Once, when I was younger, I tried to see how long I could hold my breath underwater.
I was almost a whole minute in when my lungs felt like they were about to explode so I forced myself to break through the surface to try to fill my entire being back with oxygen.
Now, I feel like sometimes I forget to breathe.
Breathe in the sense that it keeps me living.
Simply inhale and exhale to expand and collapse the lungs enough to keep my body afloat. I learned in science class once about involuntary and voluntary bodily functions; breathing was one of the former but now, I wonder if people held their breath just to see what it feels like. To see, for a brief moment, what it felt like to just not. Exist without really living.
In, out.
It was supposed to be easy, natural (so why does it feel like the hardest thing to do in the world sometimes?).

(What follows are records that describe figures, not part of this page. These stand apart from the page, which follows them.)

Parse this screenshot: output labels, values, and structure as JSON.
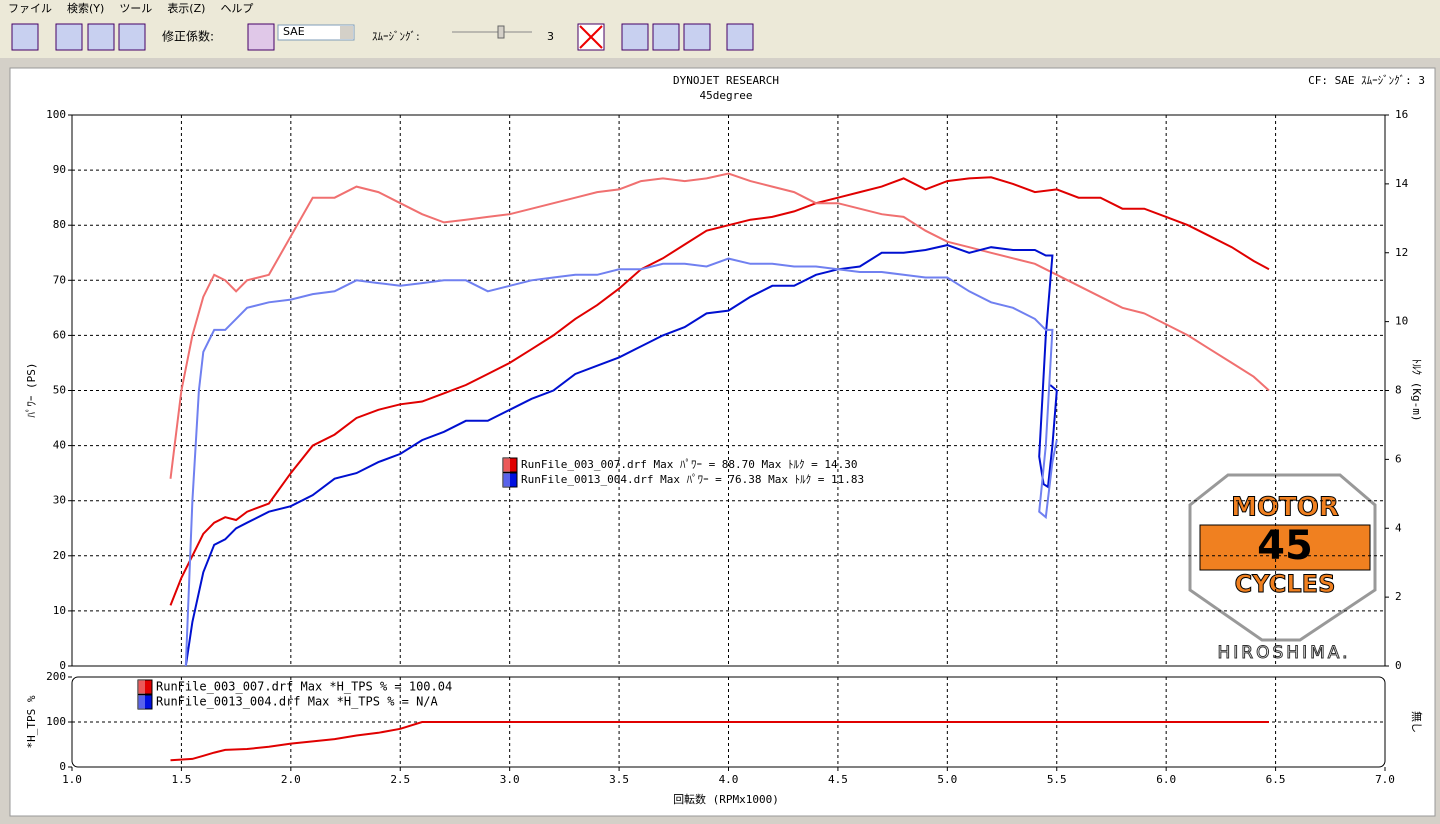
{
  "menu": [
    "ファイル",
    "検索(Y)",
    "ツール",
    "表示(Z)",
    "ヘルプ"
  ],
  "toolbar": {
    "factor_label": "修正係数:",
    "factor_value": "SAE",
    "smoothing_label": "ｽﾑｰｼﾞﾝｸﾞ:",
    "smoothing_value": "3"
  },
  "logo": {
    "top": "MOTOR",
    "middle": "45",
    "bottom": "CYCLES",
    "city": "HIROSHIMA."
  },
  "chart_data": [
    {
      "type": "line",
      "title": "DYNOJET  RESEARCH",
      "subtitle": "45degree",
      "corner_note": "CF: SAE  ｽﾑｰｼﾞﾝｸﾞ: 3",
      "ylabel": "ﾊﾟﾜｰ (PS)",
      "y2label": "ﾄﾙｸ (Kg-m)",
      "xlim": [
        1,
        7
      ],
      "ylim": [
        0,
        100
      ],
      "yticks": [
        0,
        10,
        20,
        30,
        40,
        50,
        60,
        70,
        80,
        90,
        100
      ],
      "y2lim": [
        0,
        16
      ],
      "y2ticks": [
        0,
        2,
        4,
        6,
        8,
        10,
        12,
        14,
        16
      ],
      "grid": true,
      "legend": [
        {
          "label": "RunFile_003_007.drf Max ﾊﾟﾜｰ = 88.70   Max ﾄﾙｸ = 14.30",
          "color": "#e00000"
        },
        {
          "label": "RunFile_0013_004.drf Max ﾊﾟﾜｰ = 76.38   Max ﾄﾙｸ = 11.83",
          "color": "#0010e0"
        }
      ],
      "series": [
        {
          "color": "#e00000",
          "x": [
            1.45,
            1.5,
            1.55,
            1.6,
            1.65,
            1.7,
            1.75,
            1.8,
            1.9,
            2.0,
            2.1,
            2.2,
            2.3,
            2.4,
            2.5,
            2.6,
            2.7,
            2.8,
            2.9,
            3.0,
            3.1,
            3.2,
            3.3,
            3.4,
            3.5,
            3.6,
            3.7,
            3.8,
            3.9,
            4.0,
            4.1,
            4.2,
            4.3,
            4.4,
            4.5,
            4.6,
            4.7,
            4.8,
            4.9,
            5.0,
            5.1,
            5.2,
            5.3,
            5.4,
            5.5,
            5.6,
            5.7,
            5.8,
            5.9,
            6.0,
            6.1,
            6.2,
            6.3,
            6.4,
            6.47
          ],
          "values": [
            11,
            16,
            20,
            24,
            26,
            27,
            26.5,
            28,
            29.5,
            35,
            40,
            42,
            45,
            46.5,
            47.5,
            48,
            49.5,
            51,
            53,
            55,
            57.5,
            60,
            63,
            65.5,
            68.5,
            72,
            74,
            76.5,
            79,
            80,
            81,
            81.5,
            82.5,
            84,
            85,
            86,
            87,
            88.5,
            86.5,
            88,
            88.5,
            88.7,
            87.5,
            86,
            86.5,
            85,
            85,
            83,
            83,
            81.5,
            80,
            78,
            76,
            73.5,
            72
          ]
        },
        {
          "color": "#f07070",
          "axis": "y2",
          "x": [
            1.45,
            1.5,
            1.55,
            1.6,
            1.65,
            1.7,
            1.75,
            1.8,
            1.9,
            2.0,
            2.1,
            2.2,
            2.3,
            2.4,
            2.5,
            2.6,
            2.7,
            2.8,
            2.9,
            3.0,
            3.1,
            3.2,
            3.3,
            3.4,
            3.5,
            3.6,
            3.7,
            3.8,
            3.9,
            4.0,
            4.1,
            4.2,
            4.3,
            4.4,
            4.5,
            4.6,
            4.7,
            4.8,
            4.9,
            5.0,
            5.1,
            5.2,
            5.3,
            5.4,
            5.5,
            5.6,
            5.7,
            5.8,
            5.9,
            6.0,
            6.1,
            6.2,
            6.3,
            6.4,
            6.47
          ],
          "values": [
            5.44,
            8.0,
            9.6,
            10.72,
            11.36,
            11.2,
            10.88,
            11.2,
            11.36,
            12.48,
            13.6,
            13.6,
            13.92,
            13.76,
            13.44,
            13.12,
            12.88,
            12.96,
            13.04,
            13.12,
            13.28,
            13.44,
            13.6,
            13.76,
            13.84,
            14.08,
            14.16,
            14.08,
            14.16,
            14.3,
            14.08,
            13.92,
            13.76,
            13.44,
            13.44,
            13.28,
            13.12,
            13.04,
            12.64,
            12.32,
            12.16,
            12.0,
            11.84,
            11.68,
            11.36,
            11.04,
            10.72,
            10.4,
            10.24,
            9.92,
            9.6,
            9.2,
            8.8,
            8.4,
            8.0
          ]
        },
        {
          "color": "#0010d0",
          "x": [
            1.52,
            1.55,
            1.6,
            1.65,
            1.7,
            1.75,
            1.8,
            1.9,
            2.0,
            2.1,
            2.2,
            2.3,
            2.4,
            2.5,
            2.6,
            2.7,
            2.8,
            2.9,
            3.0,
            3.1,
            3.2,
            3.3,
            3.4,
            3.5,
            3.6,
            3.7,
            3.8,
            3.9,
            4.0,
            4.1,
            4.2,
            4.3,
            4.4,
            4.5,
            4.6,
            4.7,
            4.8,
            4.9,
            5.0,
            5.1,
            5.2,
            5.3,
            5.4,
            5.45,
            5.48,
            5.45,
            5.42,
            5.44,
            5.46,
            5.48,
            5.5,
            5.47
          ],
          "values": [
            0,
            8,
            17,
            22,
            23,
            25,
            26,
            28,
            29,
            31,
            34,
            35,
            37,
            38.5,
            41,
            42.5,
            44.5,
            44.5,
            46.5,
            48.5,
            50,
            53,
            54.5,
            56,
            58,
            60,
            61.5,
            64,
            64.5,
            67,
            69,
            69,
            71,
            72,
            72.5,
            75,
            75,
            75.5,
            76.38,
            75,
            76,
            75.5,
            75.5,
            74.5,
            74.5,
            60,
            38,
            33,
            32.5,
            40,
            50,
            51
          ]
        },
        {
          "color": "#7080f0",
          "axis": "y2",
          "x": [
            1.52,
            1.55,
            1.58,
            1.6,
            1.65,
            1.7,
            1.75,
            1.8,
            1.9,
            2.0,
            2.1,
            2.2,
            2.3,
            2.4,
            2.5,
            2.6,
            2.7,
            2.8,
            2.9,
            3.0,
            3.1,
            3.2,
            3.3,
            3.4,
            3.5,
            3.6,
            3.7,
            3.8,
            3.9,
            4.0,
            4.1,
            4.2,
            4.3,
            4.4,
            4.5,
            4.6,
            4.7,
            4.8,
            4.9,
            5.0,
            5.1,
            5.2,
            5.3,
            5.4,
            5.45,
            5.48,
            5.45,
            5.42,
            5.45,
            5.48,
            5.5
          ],
          "values": [
            0,
            4.8,
            8.0,
            9.12,
            9.76,
            9.76,
            10.08,
            10.4,
            10.56,
            10.64,
            10.8,
            10.88,
            11.2,
            11.12,
            11.04,
            11.12,
            11.2,
            11.2,
            10.88,
            11.04,
            11.2,
            11.28,
            11.36,
            11.36,
            11.52,
            11.52,
            11.68,
            11.68,
            11.6,
            11.83,
            11.68,
            11.68,
            11.6,
            11.6,
            11.52,
            11.44,
            11.44,
            11.36,
            11.28,
            11.28,
            10.88,
            10.56,
            10.4,
            10.08,
            9.76,
            9.76,
            6.4,
            4.48,
            4.32,
            5.92,
            6.56
          ]
        }
      ]
    },
    {
      "type": "line",
      "ylabel": "*H_TPS %",
      "y2label": "無し",
      "xlabel": "回転数 (RPMx1000)",
      "xlim": [
        1,
        7
      ],
      "xticks": [
        {
          "value": 1,
          "label": "1.0"
        },
        1.5,
        {
          "value": 2,
          "label": "2.0"
        },
        2.5,
        {
          "value": 3,
          "label": "3.0"
        },
        3.5,
        {
          "value": 4,
          "label": "4.0"
        },
        4.5,
        {
          "value": 5,
          "label": "5.0"
        },
        5.5,
        {
          "value": 6,
          "label": "6.0"
        },
        6.5,
        {
          "value": 7,
          "label": "7.0"
        }
      ],
      "ylim": [
        0,
        200
      ],
      "yticks": [
        0,
        100,
        200
      ],
      "legend": [
        {
          "label": "RunFile_003_007.drf Max *H_TPS % = 100.04",
          "color": "#e00000"
        },
        {
          "label": "RunFile_0013_004.drf Max *H_TPS % = N/A",
          "color": "#0010e0"
        }
      ],
      "series": [
        {
          "color": "#e00000",
          "x": [
            1.45,
            1.55,
            1.6,
            1.65,
            1.7,
            1.8,
            1.9,
            2.0,
            2.1,
            2.2,
            2.3,
            2.4,
            2.5,
            2.6,
            3.0,
            4.0,
            5.0,
            6.0,
            6.47
          ],
          "values": [
            15,
            18,
            25,
            32,
            38,
            40,
            45,
            52,
            57,
            62,
            70,
            76,
            85,
            100,
            100,
            100,
            100,
            100,
            100
          ]
        }
      ]
    }
  ]
}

I’ve been trying to break through the surface of the water, pull apart the thick cover and gasp in the air above but lately, I’ve had silhouettes and shadows of self-doubt and insecurity latch on with ropes that leave burn marks to anchor me down. They whisper false promises, sing lullabies that lull me to sleep.
Ashes, ashes we all fall down.
If you close your eyes long enough, the line between darkness and sleep begin to look like the other. Bleak, cold obscurity was a much more comforting place to be in when you confuse the two and I found myself, eyelashes fluttering close enough to touch cheekbones, roaming with arms in front to try and save me from the fall.
The light beyond the surface beckons me like a lighthouse, trying to lead me back to the shore despite the riotous waves from the storm crashing against the deck of the boat.
See the thing is, I’ve always prided myself in jumping straight into the storm without a second thought, without pausing in between blinks and I think that’s one of my greatest downfalls. I’ve always been unafraid of the landing, hurt and heartache was never something that kept me from doing things. I always let loose ends get tied up in the wrong knots, cut them off with fingers for scissors because my own never learned the lesson of holding on.
I think, in a sense, I might be drowning — have sea salt sting at exit wounds just as a constant reminder of the bruised and the empty and the static and the kind of aching I’ve never really known how to speak of.
I’ve always tried to reach out to the grab the palm of a hand that I’m never really sure was there in the first place, try to save myself by calling out to other people without really listening to my own (the water always seems to jumble out the cry for help).
Here, in this body of water, as the oceans try to wash away any remains of sins and tragedies and grief I find myself wondering, when does sadness go away?